OGCI makes first three investments: Achates Power, Solidia, and gas power with CCS
27 October 2017
The Oil and Gas Climate Initiative (OGCI) has made its first three investments, moving forward the organization’s commitments to spur the growth of promising low carbon technologies. (Earlier post.) OGCI Climate Investments is the $1-billion investment fund established last year by OGCI to invest in promising technologies and business models that have the potential to significantly reduce greenhouse gas emissions.
Launched in 2014, the Oil and Gas Climate Initiative is a voluntary, CEO-led initiative which aims to lead the industry response to climate change. OGCI currently comprises ten oil and gas companies. The three investments are:
Achates Power, which develops innovative high-efficiency opposed-piston engines with the potential to substantially reduce the greenhouse gas emissions produced by vehicles. With investment from OGCI Climate Investments, as part of a broader consortium alongside engine makers, Achates Power aims to accelerate its technology deployment worldwide. (Earlier post.)

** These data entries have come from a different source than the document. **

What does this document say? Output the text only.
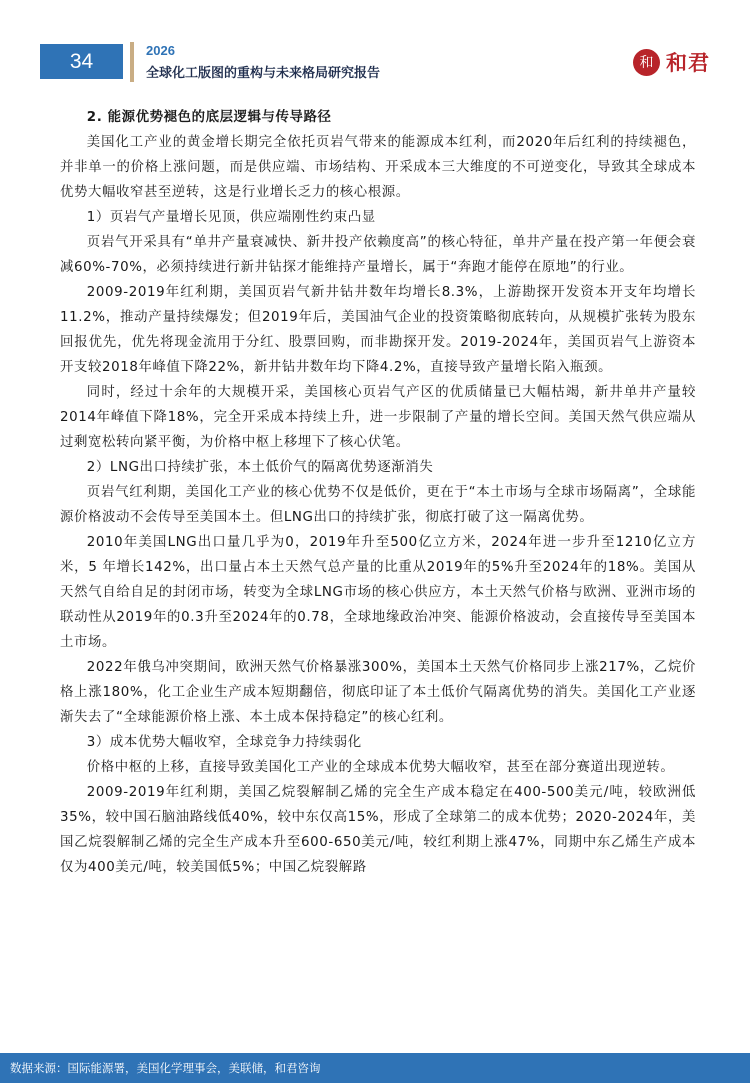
34	2026
全球化工版图的重构与未来格局研究报告
和 和君

2. 能源优势褪色的底层逻辑与传导路径

美国化工产业的黄金增长期完全依托页岩气带来的能源成本红利，而2020年后红利的持续褪色，并非单一的价格上涨问题，而是供应端、市场结构、开采成本三大维度的不可逆变化，导致其全球成本优势大幅收窄甚至逆转，这是行业增长乏力的核心根源。

1）页岩气产量增长见顶，供应端刚性约束凸显

页岩气开采具有“单井产量衰减快、新井投产依赖度高”的核心特征，单井产量在投产第一年便会衰减60%-70%，必须持续进行新井钻探才能维持产量增长，属于“奔跑才能停在原地”的行业。

2009-2019年红利期，美国页岩气新井钻井数年均增长8.3%，上游勘探开发资本开支年均增长11.2%，推动产量持续爆发；但2019年后，美国油气企业的投资策略彻底转向，从规模扩张转为股东回报优先，优先将现金流用于分红、股票回购，而非勘探开发。2019-2024年，美国页岩气上游资本开支较2018年峰值下降22%，新井钻井数年均下降4.2%，直接导致产量增长陷入瓶颈。

同时，经过十余年的大规模开采，美国核心页岩气产区的优质储量已大幅枯竭，新井单井产量较2014年峰值下降18%，完全开采成本持续上升，进一步限制了产量的增长空间。美国天然气供应端从过剩宽松转向紧平衡，为价格中枢上移埋下了核心伏笔。

2）LNG出口持续扩张，本土低价气的隔离优势逐渐消失

页岩气红利期，美国化工产业的核心优势不仅是低价，更在于“本土市场与全球市场隔离”，全球能源价格波动不会传导至美国本土。但LNG出口的持续扩张，彻底打破了这一隔离优势。

2010年美国LNG出口量几乎为0，2019年升至500亿立方米，2024年进一步升至1210亿立方米，5 年增长142%，出口量占本土天然气总产量的比重从2019年的5%升至2024年的18%。美国从天然气自给自足的封闭市场，转变为全球LNG市场的核心供应方，本土天然气价格与欧洲、亚洲市场的联动性从2019年的0.3升至2024年的0.78，全球地缘政治冲突、能源价格波动，会直接传导至美国本土市场。

2022年俄乌冲突期间，欧洲天然气价格暴涨300%，美国本土天然气价格同步上涨217%，乙烷价格上涨180%，化工企业生产成本短期翻倍，彻底印证了本土低价气隔离优势的消失。美国化工产业逐渐失去了“全球能源价格上涨、本土成本保持稳定”的核心红利。

3）成本优势大幅收窄，全球竞争力持续弱化

价格中枢的上移，直接导致美国化工产业的全球成本优势大幅收窄，甚至在部分赛道出现逆转。

2009-2019年红利期，美国乙烷裂解制乙烯的完全生产成本稳定在400-500美元/吨，较欧洲低35%，较中国石脑油路线低40%，较中东仅高15%，形成了全球第二的成本优势；2020-2024年，美国乙烷裂解制乙烯的完全生产成本升至600-650美元/吨，较红利期上涨47%，同期中东乙烯生产成本仅为400美元/吨，较美国低5%；中国乙烷裂解路

数据来源：国际能源署，美国化学理事会，美联储，和君咨询
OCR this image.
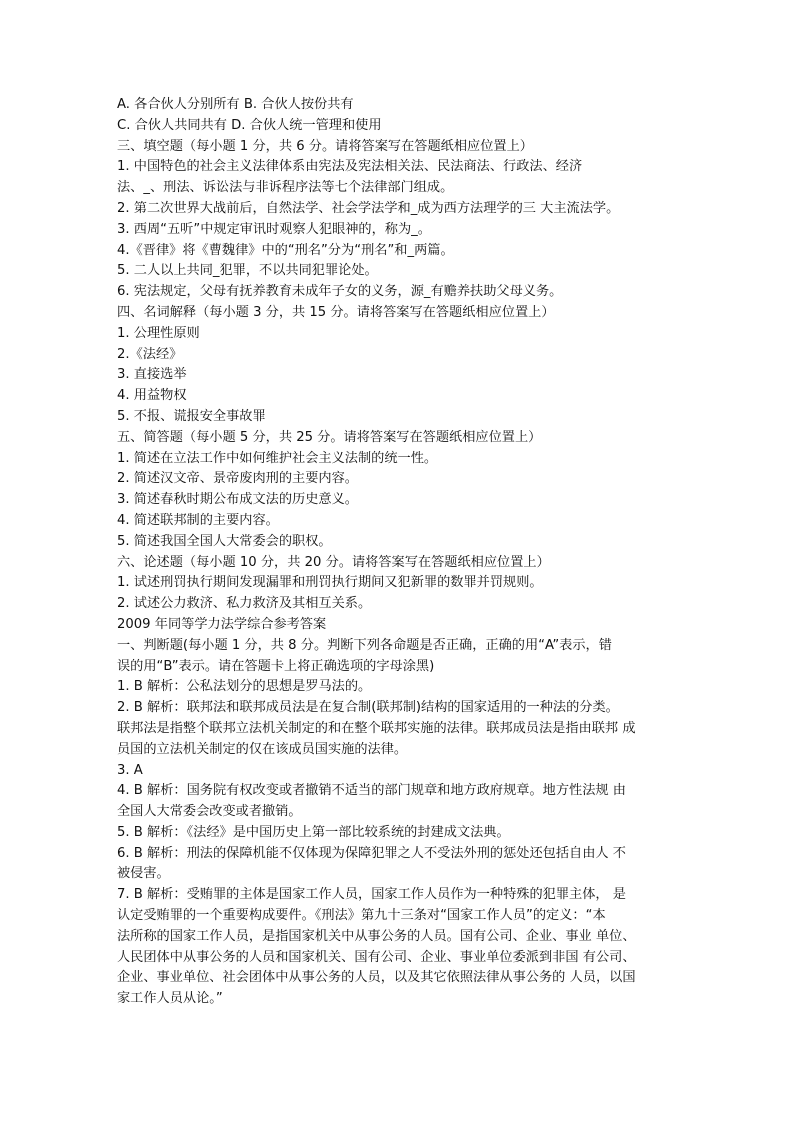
A. 各合伙人分别所有 B. 合伙人按份共有
C. 合伙人共同共有 D. 合伙人统一管理和使用
三、填空题（每小题 1 分，共 6 分。请将答案写在答题纸相应位置上）
1. 中国特色的社会主义法律体系由宪法及宪法相关法、民法商法、行政法、经济
法、_、刑法、诉讼法与非诉程序法等七个法律部门组成。
2. 第二次世界大战前后，自然法学、社会学法学和_成为西方法理学的三 大主流法学。
3. 西周“五听”中规定审讯时观察人犯眼神的，称为_。
4.《晋律》将《曹魏律》中的“刑名”分为“刑名”和_两篇。
5. 二人以上共同_犯罪，不以共同犯罪论处。
6. 宪法规定，父母有抚养教育未成年子女的义务，源_有赡养扶助父母义务。
四、名词解释（每小题 3 分，共 15 分。请将答案写在答题纸相应位置上）
1. 公理性原则
2.《法经》
3. 直接选举
4. 用益物权
5. 不报、谎报安全事故罪
五、简答题（每小题 5 分，共 25 分。请将答案写在答题纸相应位置上）
1. 简述在立法工作中如何维护社会主义法制的统一性。
2. 简述汉文帝、景帝废肉刑的主要内容。
3. 简述春秋时期公布成文法的历史意义。
4. 简述联邦制的主要内容。
5. 简述我国全国人大常委会的职权。
六、论述题（每小题 10 分，共 20 分。请将答案写在答题纸相应位置上）
1. 试述刑罚执行期间发现漏罪和刑罚执行期间又犯新罪的数罪并罚规则。
2. 试述公力救济、私力救济及其相互关系。
2009 年同等学力法学综合参考答案
一、判断题(每小题 1 分，共 8 分。判断下列各命题是否正确，正确的用“A”表示，错
误的用“B”表示。请在答题卡上将正确选项的字母涂黑)
1. B 解析：公私法划分的思想是罗马法的。
2. B 解析：联邦法和联邦成员法是在复合制(联邦制)结构的国家适用的一种法的分类。
联邦法是指整个联邦立法机关制定的和在整个联邦实施的法律。联邦成员法是指由联邦 成
员国的立法机关制定的仅在该成员国实施的法律。
3. A
4. B 解析：国务院有权改变或者撤销不适当的部门规章和地方政府规章。地方性法规 由
全国人大常委会改变或者撤销。
5. B 解析：《法经》是中国历史上第一部比较系统的封建成文法典。
6. B 解析：刑法的保障机能不仅体现为保障犯罪之人不受法外刑的惩处还包括自由人 不
被侵害。
7. B 解析：受贿罪的主体是国家工作人员，国家工作人员作为一种特殊的犯罪主体， 是
认定受贿罪的一个重要构成要件。《刑法》第九十三条对“国家工作人员”的定义：“本
法所称的国家工作人员，是指国家机关中从事公务的人员。国有公司、企业、事业 单位、
人民团体中从事公务的人员和国家机关、国有公司、企业、事业单位委派到非国 有公司、
企业、事业单位、社会团体中从事公务的人员，以及其它依照法律从事公务的 人员，以国
家工作人员从论。”
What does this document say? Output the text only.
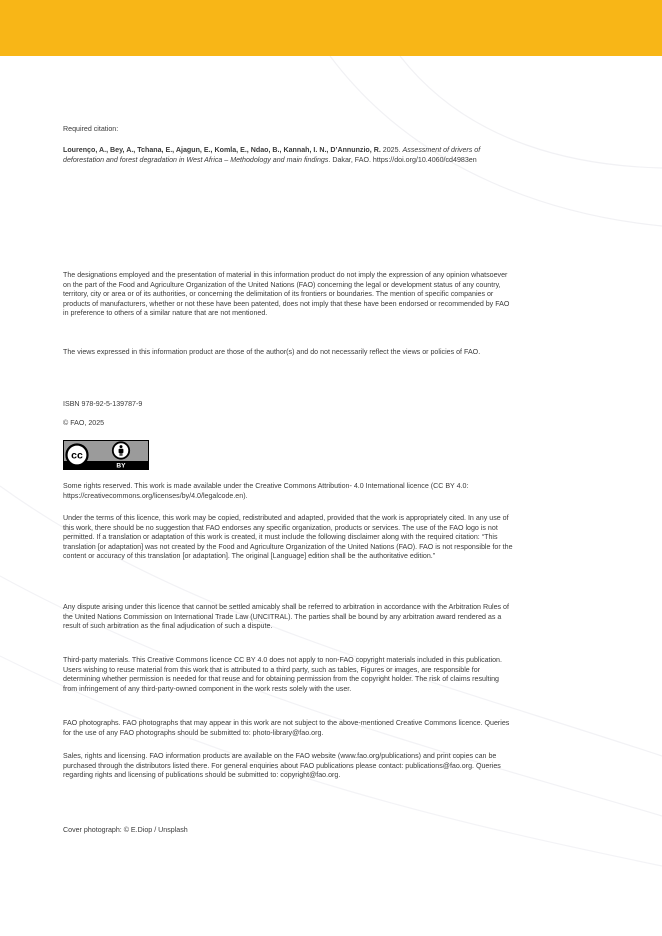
Required citation:

Lourenço, A., Bey, A., Tchana, E., Ajagun, E., Komla, E., Ndao, B., Kannah, I. N., D’Annunzio, R. 2025. Assessment of drivers of deforestation and forest degradation in West Africa – Methodology and main findings. Dakar, FAO. https://doi.org/10.4060/cd4983en

The designations employed and the presentation of material in this information product do not imply the expression of any opinion whatsoever on the part of the Food and Agriculture Organization of the United Nations (FAO) concerning the legal or development status of any country, territory, city or area or of its authorities, or concerning the delimitation of its frontiers or boundaries. The mention of specific companies or products of manufacturers, whether or not these have been patented, does not imply that these have been endorsed or recommended by FAO in preference to others of a similar nature that are not mentioned.

The views expressed in this information product are those of the author(s) and do not necessarily reflect the views or policies of FAO.

ISBN 978-92-5-139787-9

© FAO, 2025

cc
BY

Some rights reserved. This work is made available under the Creative Commons Attribution- 4.0 International licence (CC BY 4.0: https://creativecommons.org/licenses/by/4.0/legalcode.en).

Under the terms of this licence, this work may be copied, redistributed and adapted, provided that the work is appropriately cited. In any use of this work, there should be no suggestion that FAO endorses any specific organization, products or services. The use of the FAO logo is not permitted. If a translation or adaptation of this work is created, it must include the following disclaimer along with the required citation: “This translation [or adaptation] was not created by the Food and Agriculture Organization of the United Nations (FAO). FAO is not responsible for the content or accuracy of this translation [or adaptation]. The original [Language] edition shall be the authoritative edition.”

Any dispute arising under this licence that cannot be settled amicably shall be referred to arbitration in accordance with the Arbitration Rules of the United Nations Commission on International Trade Law (UNCITRAL). The parties shall be bound by any arbitration award rendered as a result of such arbitration as the final adjudication of such a dispute.

Third-party materials. This Creative Commons licence CC BY 4.0 does not apply to non-FAO copyright materials included in this publication. Users wishing to reuse material from this work that is attributed to a third party, such as tables, Figures or images, are responsible for determining whether permission is needed for that reuse and for obtaining permission from the copyright holder. The risk of claims resulting from infringement of any third-party-owned component in the work rests solely with the user.

FAO photographs. FAO photographs that may appear in this work are not subject to the above-mentioned Creative Commons licence. Queries for the use of any FAO photographs should be submitted to: photo-library@fao.org.

Sales, rights and licensing. FAO information products are available on the FAO website (www.fao.org/publications) and print copies can be purchased through the distributors listed there. For general enquiries about FAO publications please contact: publications@fao.org. Queries regarding rights and licensing of publications should be submitted to: copyright@fao.org.

Cover photograph: © E.Diop / Unsplash
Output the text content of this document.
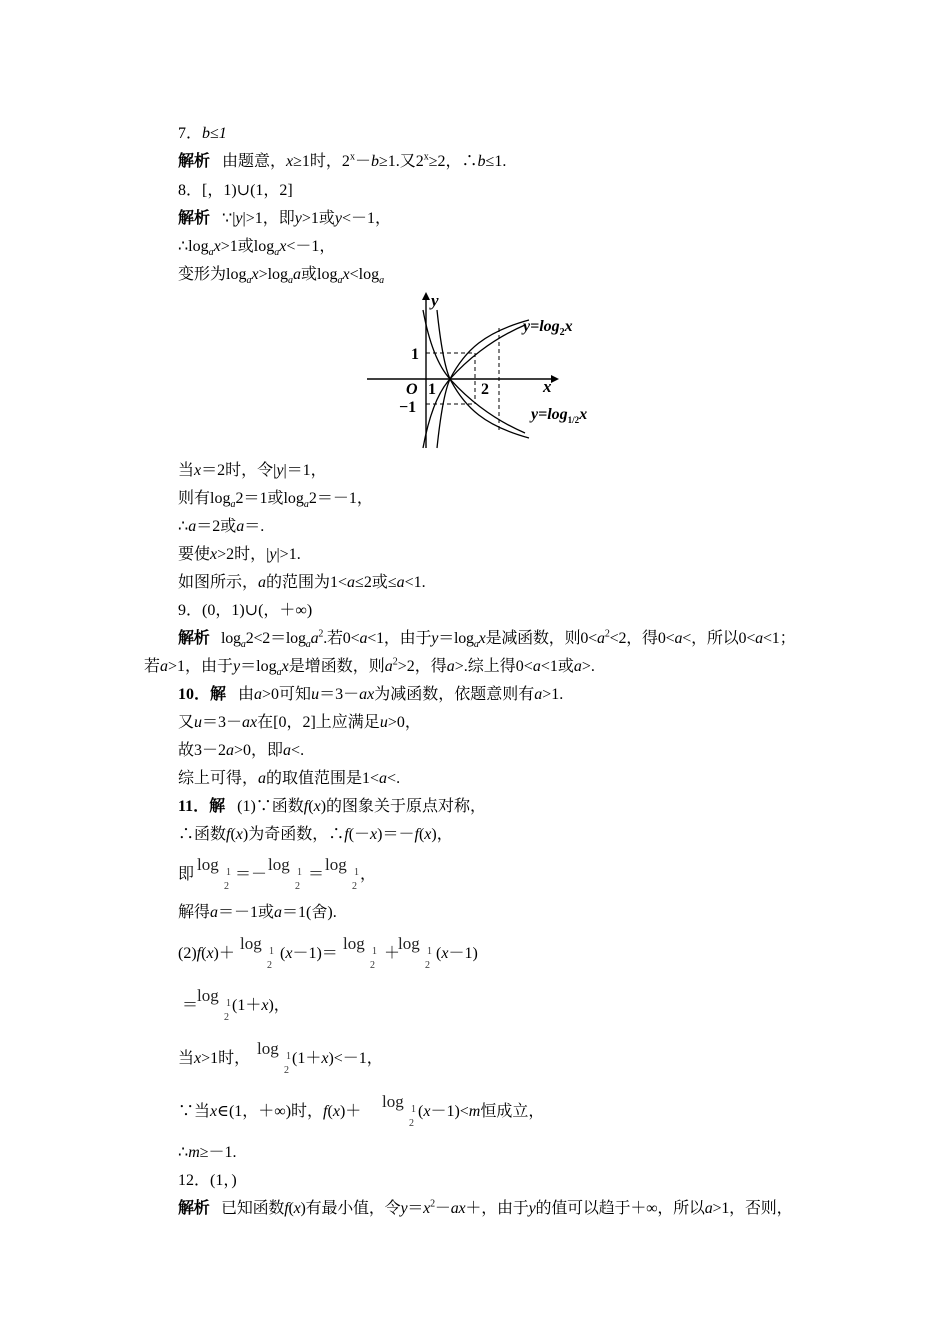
7．b≤1
解析 由题意，x≥1时，$2^x-b\ge 1$.又$2^x\ge 2$，∴b≤1.
8．[，1)∪(1，2]
解析 ∵|y|>1，即y>1或y<－1，
$\therefore\log_ax>1$或$\log_ax<-1$，
变形为$\log_ax>\log_aa$或$\log_ax<\log_a$
y
x
O 1	2
1
−1
$y=\log_2x$
$y=\log_{1/2}x$
当x＝2时，令|y|＝1，
则有$\log_a2=1$或$\log_a2=-1$，
∴a＝2或a＝.
要使x>2时，|y|>1.
如图所示，a的范围为1<a≤2或≤a<1.
9．(0，1)∪(，＋∞)
解析 $\log_a2<2=\log_aa^2$.若0<a<1，由于$y=\log_ax$是减函数，则$0<a^2<2$，得0<a<，所以0<a<1；
若a>1，由于$y=\log_ax$是增函数，则$a^2>2$，得a>.综上得0<a<1或a>.
10．解 由a>0可知u＝3－ax为减函数，依题意则有a>1.
又u＝3－ax在[0，2]上应满足u>0，
故3－2a>0，即a<.
综上可得，a的取值范围是1<a<.
11．解 (1)∵函数f(x)的图象关于原点对称，
∴函数f(x)为奇函数，∴f(－x)＝－f(x)，
即
log 1
2
＝－
log 1
2
＝
log 1
2
，
解得a＝－1或a＝1(舍).
(2)f(x)＋
log 1
2
(x－1)＝
log 1
2
＋
log 1
2
(x－1)
＝
log 1
2
(1＋x)，
当x>1时，
log 1
2
(1＋x)<－1，
∵当x∈(1，＋∞)时，f(x)＋
log 1
2
(x－1)<m恒成立，
∴m≥－1.
12．(1，)
解析 已知函数f(x)有最小值，令$y=x^2-ax+$，由于y的值可以趋于＋∞，所以a>1，否则，
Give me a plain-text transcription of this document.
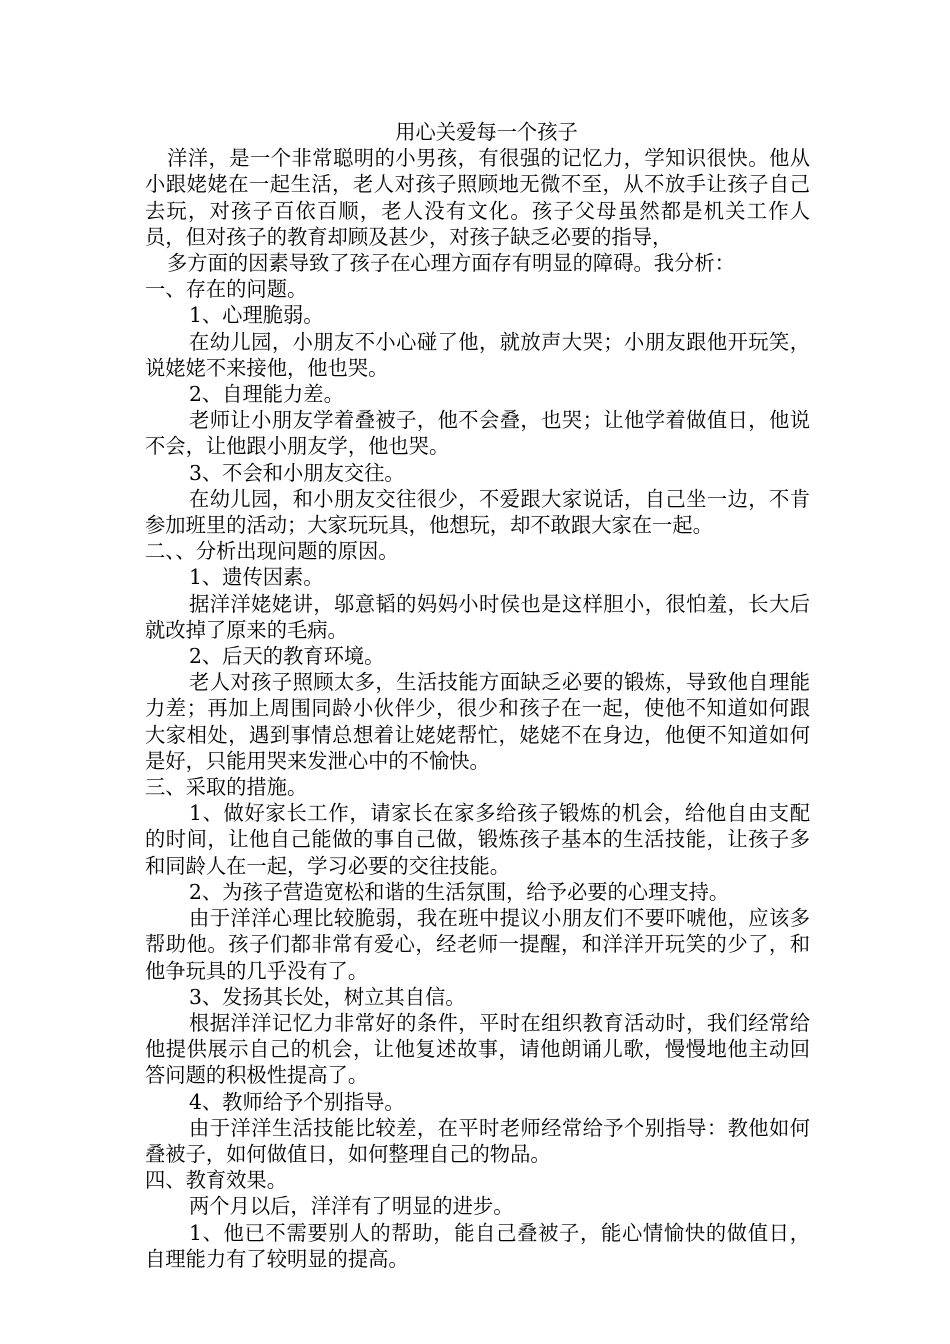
用心关爱每一个孩子

洋洋，是一个非常聪明的小男孩，有很强的记忆力，学知识很快。他从小跟姥姥在一起生活，老人对孩子照顾地无微不至，从不放手让孩子自己去玩，对孩子百依百顺，老人没有文化。孩子父母虽然都是机关工作人员，但对孩子的教育却顾及甚少，对孩子缺乏必要的指导，

多方面的因素导致了孩子在心理方面存有明显的障碍。我分析：

一、存在的问题。

1、心理脆弱。

在幼儿园，小朋友不小心碰了他，就放声大哭；小朋友跟他开玩笑，说姥姥不来接他，他也哭。

2、自理能力差。

老师让小朋友学着叠被子，他不会叠，也哭；让他学着做值日，他说不会，让他跟小朋友学，他也哭。

3、不会和小朋友交往。

在幼儿园，和小朋友交往很少，不爱跟大家说话，自己坐一边，不肯参加班里的活动；大家玩玩具，他想玩，却不敢跟大家在一起。

二、、分析出现问题的原因。

1、遗传因素。

据洋洋姥姥讲，邬意韬的妈妈小时侯也是这样胆小，很怕羞，长大后就改掉了原来的毛病。

2、后天的教育环境。

老人对孩子照顾太多，生活技能方面缺乏必要的锻炼，导致他自理能力差；再加上周围同龄小伙伴少，很少和孩子在一起，使他不知道如何跟大家相处，遇到事情总想着让姥姥帮忙，姥姥不在身边，他便不知道如何是好，只能用哭来发泄心中的不愉快。

三、采取的措施。

1、做好家长工作，请家长在家多给孩子锻炼的机会，给他自由支配的时间，让他自己能做的事自己做，锻炼孩子基本的生活技能，让孩子多和同龄人在一起，学习必要的交往技能。

2、为孩子营造宽松和谐的生活氛围，给予必要的心理支持。

由于洋洋心理比较脆弱，我在班中提议小朋友们不要吓唬他，应该多帮助他。孩子们都非常有爱心，经老师一提醒，和洋洋开玩笑的少了，和他争玩具的几乎没有了。

3、发扬其长处，树立其自信。

根据洋洋记忆力非常好的条件，平时在组织教育活动时，我们经常给他提供展示自己的机会，让他复述故事，请他朗诵儿歌，慢慢地他主动回答问题的积极性提高了。

4、教师给予个别指导。

由于洋洋生活技能比较差，在平时老师经常给予个别指导：教他如何叠被子，如何做值日，如何整理自己的物品。

四、教育效果。

两个月以后，洋洋有了明显的进步。

1、他已不需要别人的帮助，能自己叠被子，能心情愉快的做值日，自理能力有了较明显的提高。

Solidia Technologies, a US-based cement and concrete production company. Its patented technology allows for the production of cement in a way that generates fewer emissions. Solidia’s innovative technology has the potential to lower emissions in concrete production by up to 70% and water consumption by up to 80%.
A project that aims to design a full scale gas power plant with carbon capture and storage, including industrial CO2 sequestration capability. OGCI Climate Investments will work with the project team on a commercially viable concept and basic engineering design that can receive government support and attract private sector investors.
The three investments we are announcing today have the potential to make a meaningful impact on greenhouse gas emissions. We look forward to working with these innovative teams to help them achieve commercial success on a global scale.
—Pratima Rangarajan, CEO of OGCI Climate Investments
OGCI is partnering with United Nations Environment and the Environmental Defense Fund to provide financial and technical backing for the world’s first global methane study to fill gaps in the identification and quantification of global methane emissions. This project has the potential to inform new policy and will help to identify new initiatives to reduce emissions.
OGCI is also working with Imperial College London on research that aims to provide a more accurate picture of total greenhouse gas emissions across the natural gas value chain, from well to distribution. This will identify emission hotspots that will allow OGCI to focus its efforts on areas that could bring the greatest benefits.
Looking ahead, OGCI will continue to focus on chosen key areas: accelerating the deployment of carbon capture, use and storage (CCUS); reducing methane emissions from the global oil and gas industry in order to maximize the climate benefits of natural gas; energy efficiency in transport; and the oil and gas value chain.
Very interesting to see that private Oil and Gas (OGCI) firms (sources of existing pollution and GHG) will invest $B to find ways to reduce pollution and GHG.
OGCI could invest 10% to 20% of their huge yearly profits on research and mass production of ways to offset some of the pollution and GHG created by fossil fuels.
Potential areas:
1. Much lighter vehicles and accessories.
2. Improved lower cost batteries.
3. Improved lower cost FCs.
4. Much lower cost H2 from solar energy.
5. Improved lower cost e-motors.
6. More efficient lower cost heat pumps.
7. Better isolation glass.
8. Improved lower cost solar panels.
9. Improved lower cost ways to desalt/clean sea water.
OGCI could become (within 10 years) one of the major contributor in the race to reduce pollution and GHG.